Yo le respondo que no, que primero prefiero que ella me diga lo que piensa de mi hijo y yo ya comentaré después.
Y aquí empiezan los quince minutos sin menos puntos y comas que he escuchado en mi vida. La profesora respetada y valorada esgrime una serie de marcadores, tablas, gráficos y escritos para valorar a mi hijo según unas normas establecidas. Mire, esta es la media nacional, esta es la media de la escuela y su hijo se encuentra aquí, a nivel de lectura, y de matemáticas, y de...

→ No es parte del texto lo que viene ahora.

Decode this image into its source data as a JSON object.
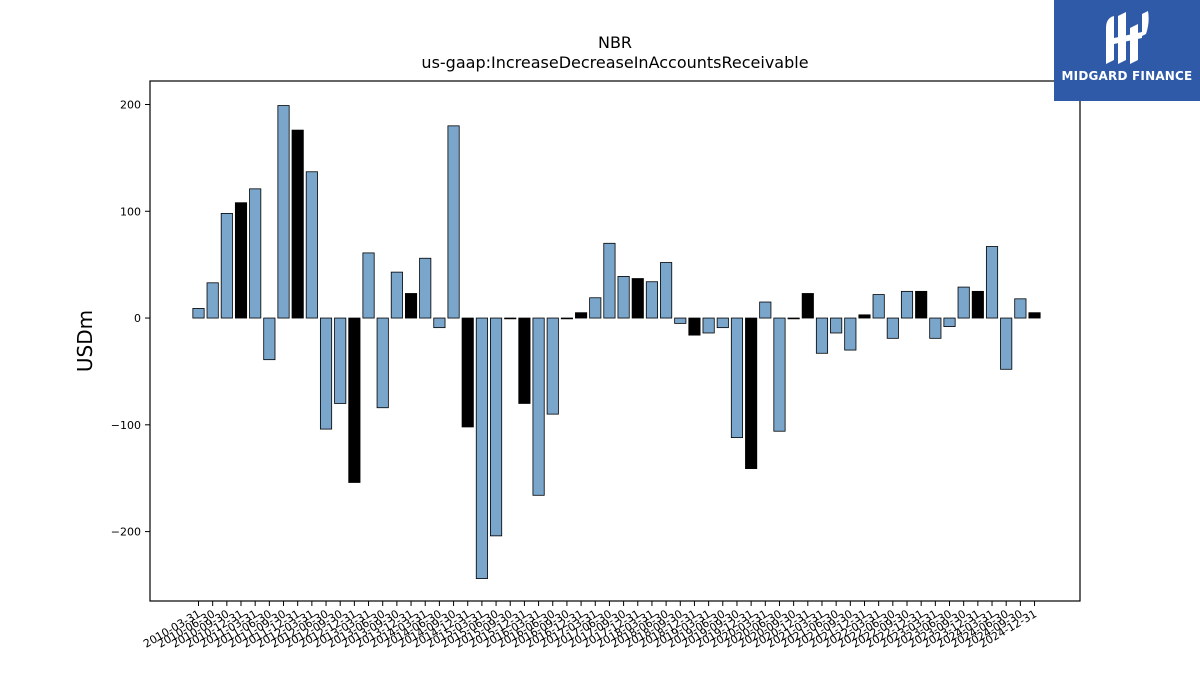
{
  "brand": {
    "name": "MIDGARD FINANCE",
    "bg_color": "#2f5aa8"
  },
  "chart_data": {
    "type": "bar",
    "title": "NBR",
    "subtitle": "us-gaap:IncreaseDecreaseInAccountsReceivable",
    "ylabel": "USDm",
    "xlabel": "",
    "ylim": [
      -265,
      222
    ],
    "yticks": [
      -200,
      -100,
      0,
      100,
      200
    ],
    "grid": false,
    "colors": {
      "quarterly": "#7aa6cc",
      "annual": "#000000"
    },
    "categories": [
      "2010-03-31",
      "2010-06-30",
      "2010-09-30",
      "2010-12-31",
      "2011-03-31",
      "2011-06-30",
      "2011-09-30",
      "2011-12-31",
      "2012-03-31",
      "2012-06-30",
      "2012-09-30",
      "2012-12-31",
      "2013-03-31",
      "2013-06-30",
      "2013-09-30",
      "2013-12-31",
      "2014-03-31",
      "2014-06-30",
      "2014-09-30",
      "2014-12-31",
      "2015-03-31",
      "2015-06-30",
      "2015-09-30",
      "2015-12-31",
      "2016-03-31",
      "2016-06-30",
      "2016-09-30",
      "2016-12-31",
      "2017-03-31",
      "2017-06-30",
      "2017-09-30",
      "2017-12-31",
      "2018-03-31",
      "2018-06-30",
      "2018-09-30",
      "2018-12-31",
      "2019-03-31",
      "2019-06-30",
      "2019-09-30",
      "2019-12-31",
      "2020-03-31",
      "2020-06-30",
      "2020-09-30",
      "2020-12-31",
      "2021-03-31",
      "2021-06-30",
      "2021-09-30",
      "2021-12-31",
      "2022-03-31",
      "2022-06-30",
      "2022-09-30",
      "2022-12-31",
      "2023-03-31",
      "2023-06-30",
      "2023-09-30",
      "2023-12-31",
      "2024-03-31",
      "2024-06-30",
      "2024-09-30",
      "2024-12-31"
    ],
    "values": [
      9,
      33,
      98,
      108,
      121,
      -39,
      199,
      176,
      137,
      -104,
      -80,
      -154,
      61,
      -84,
      43,
      23,
      56,
      -9,
      180,
      -102,
      -244,
      -204,
      0,
      -80,
      -166,
      -90,
      0,
      5,
      19,
      70,
      39,
      37,
      34,
      52,
      -5,
      -16,
      -14,
      -9,
      -112,
      -141,
      15,
      -106,
      0,
      23,
      -33,
      -14,
      -30,
      3,
      22,
      -19,
      25,
      25,
      -19,
      -8,
      29,
      25,
      67,
      -48,
      18,
      5
    ],
    "annual": [
      0,
      0,
      0,
      1,
      0,
      0,
      0,
      1,
      0,
      0,
      0,
      1,
      0,
      0,
      0,
      1,
      0,
      0,
      0,
      1,
      0,
      0,
      0,
      1,
      0,
      0,
      0,
      1,
      0,
      0,
      0,
      1,
      0,
      0,
      0,
      1,
      0,
      0,
      0,
      1,
      0,
      0,
      0,
      1,
      0,
      0,
      0,
      1,
      0,
      0,
      0,
      1,
      0,
      0,
      0,
      1,
      0,
      0,
      0,
      1
    ]
  }
}
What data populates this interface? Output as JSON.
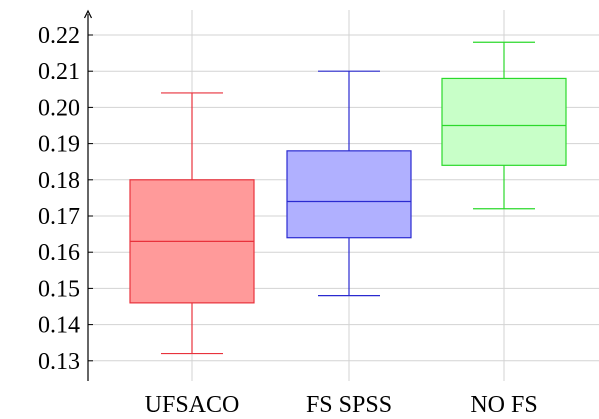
{
  "chart_data": {
    "type": "boxplot",
    "title": "",
    "xlabel": "",
    "ylabel": "",
    "ylim": [
      0.125,
      0.225
    ],
    "yticks": [
      "0.13",
      "0.14",
      "0.15",
      "0.16",
      "0.17",
      "0.18",
      "0.19",
      "0.20",
      "0.21",
      "0.22"
    ],
    "grid": true,
    "categories": [
      "UFSACO",
      "FS SPSS",
      "NO FS"
    ],
    "boxes": [
      {
        "category": "UFSACO",
        "whisker_low": 0.132,
        "q1": 0.146,
        "median": 0.163,
        "q3": 0.18,
        "whisker_high": 0.204,
        "stroke": "#e8323c",
        "fill": "#ff9a9a"
      },
      {
        "category": "FS SPSS",
        "whisker_low": 0.148,
        "q1": 0.164,
        "median": 0.174,
        "q3": 0.188,
        "whisker_high": 0.21,
        "stroke": "#2a2ad0",
        "fill": "#b0b0ff"
      },
      {
        "category": "NO FS",
        "whisker_low": 0.172,
        "q1": 0.184,
        "median": 0.195,
        "q3": 0.208,
        "whisker_high": 0.218,
        "stroke": "#2bd92b",
        "fill": "#c8ffc8"
      }
    ]
  }
}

Mientras yo intento encontrar el sentido a la primera gráfica, ella ya me enseña la segunda y la tercera. Compruebo casi sin pestañear que todo está muy bien argumentado, que estos números y estas estadísticas están muy bien valoradas por quien se precie de ser alguien en el ámbito educativo americano y que mi niño es un punto que va cambiando de situación dependiendo si se le está valorando en una u otra materia.
Al acabar la retahila de frases sin signos de puntuación, la maestra mira hacia la puerta, donde otra madre ya asoma la cabeza.

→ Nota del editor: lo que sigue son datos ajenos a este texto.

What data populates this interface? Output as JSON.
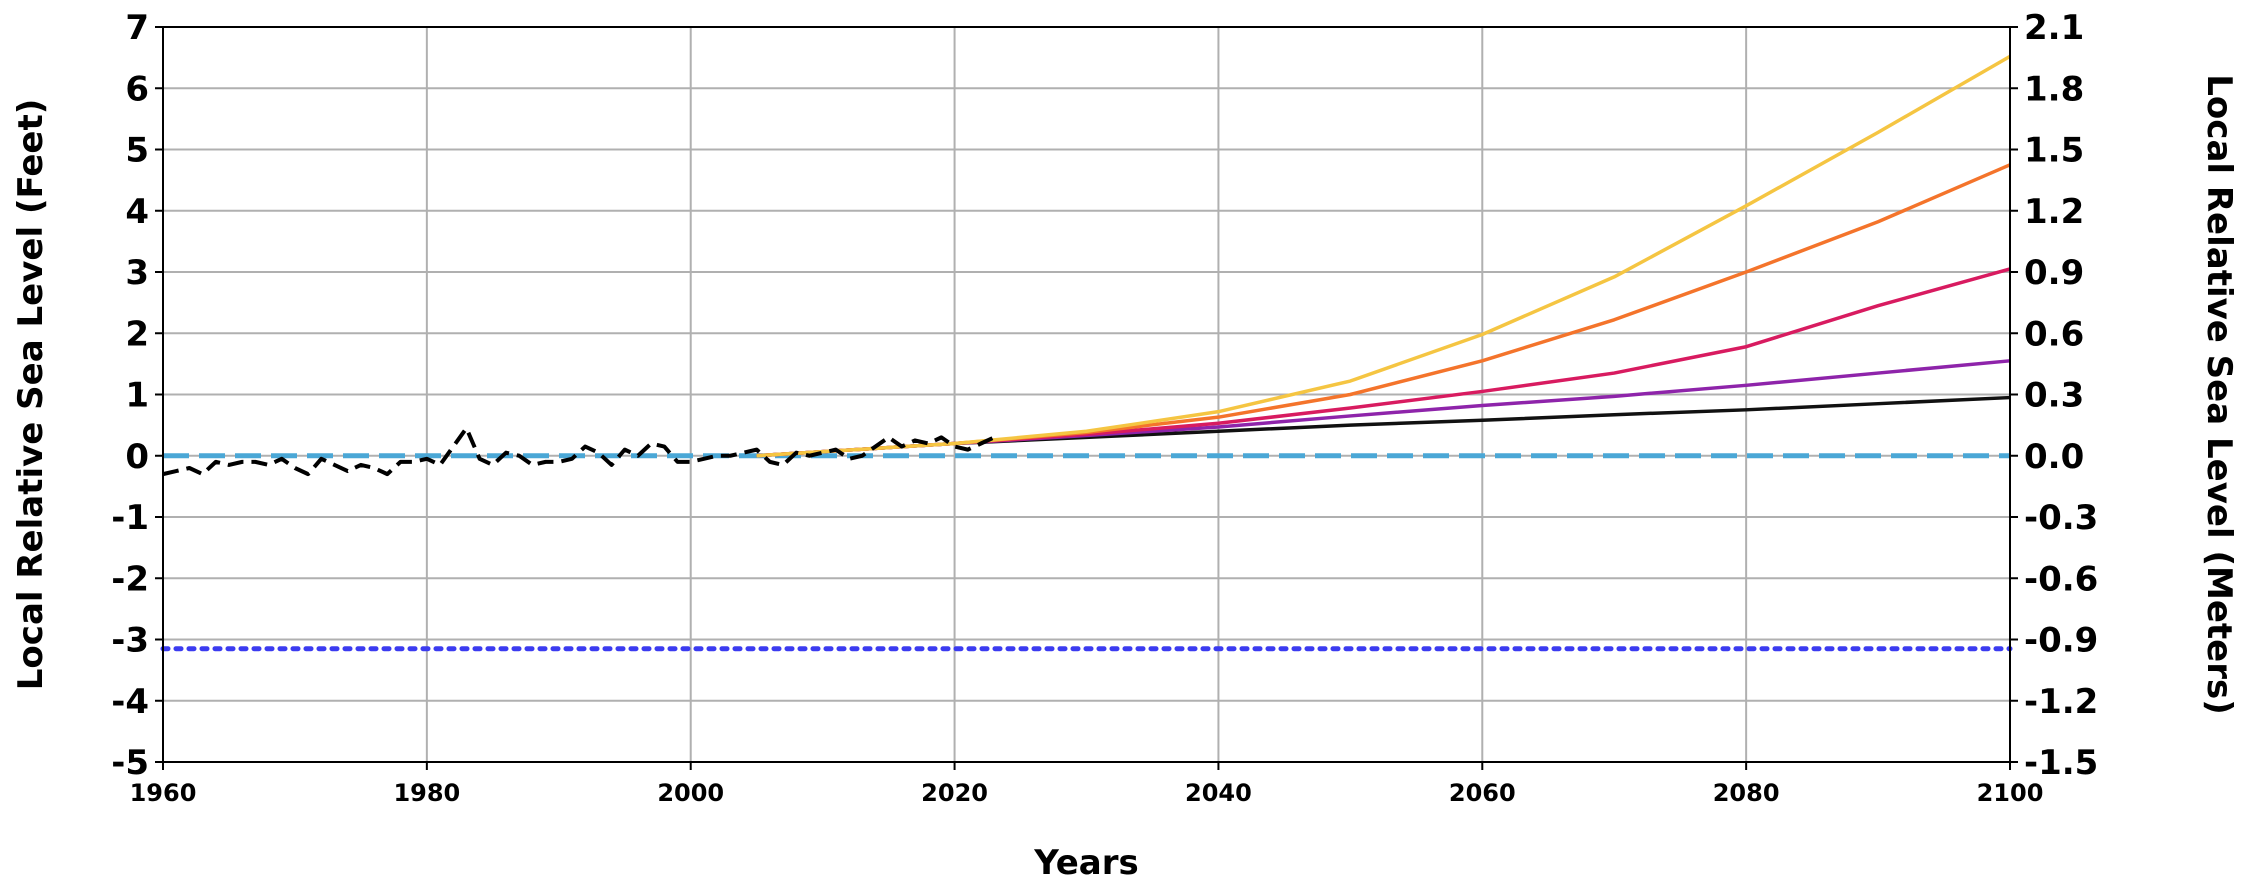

Mis preguntas sobre si mi hijo se comporta bien en el aula, si tiene amigos, si es obediente y hace los deberes asignados en la clase se responden con un escueto "si" para acabar con un "es un placer tener a su hijo en clase", mientras se levanta y me obliga a levantarme con la mirada para llevarme casi de la mano hacia la salida e intercambiar lugares con la otra madre.
Han sido unos de los quince minutos más rápidos de toda mi vida, donde el tiempo para procesar toda la información es corto y donde el turno de preguntas y respuestas ha quedado en el aire.
Llego a casa y observo detenidamente a mi hijo. Está leyendo un libro. Sé que lo quiero con locura y que todas las estadísticas que acaban de mostrarme no me sirven para nada a la hora de valorarlo. Lo beso y dejo que continúe en su mundo, mientras me dispongo a preparar la cena. Intentaré usar el slow mode para compensar.
A la semana siguiente, durante la conferencia profesor-padre de mi otro hijo, la sensación es de dejà vu.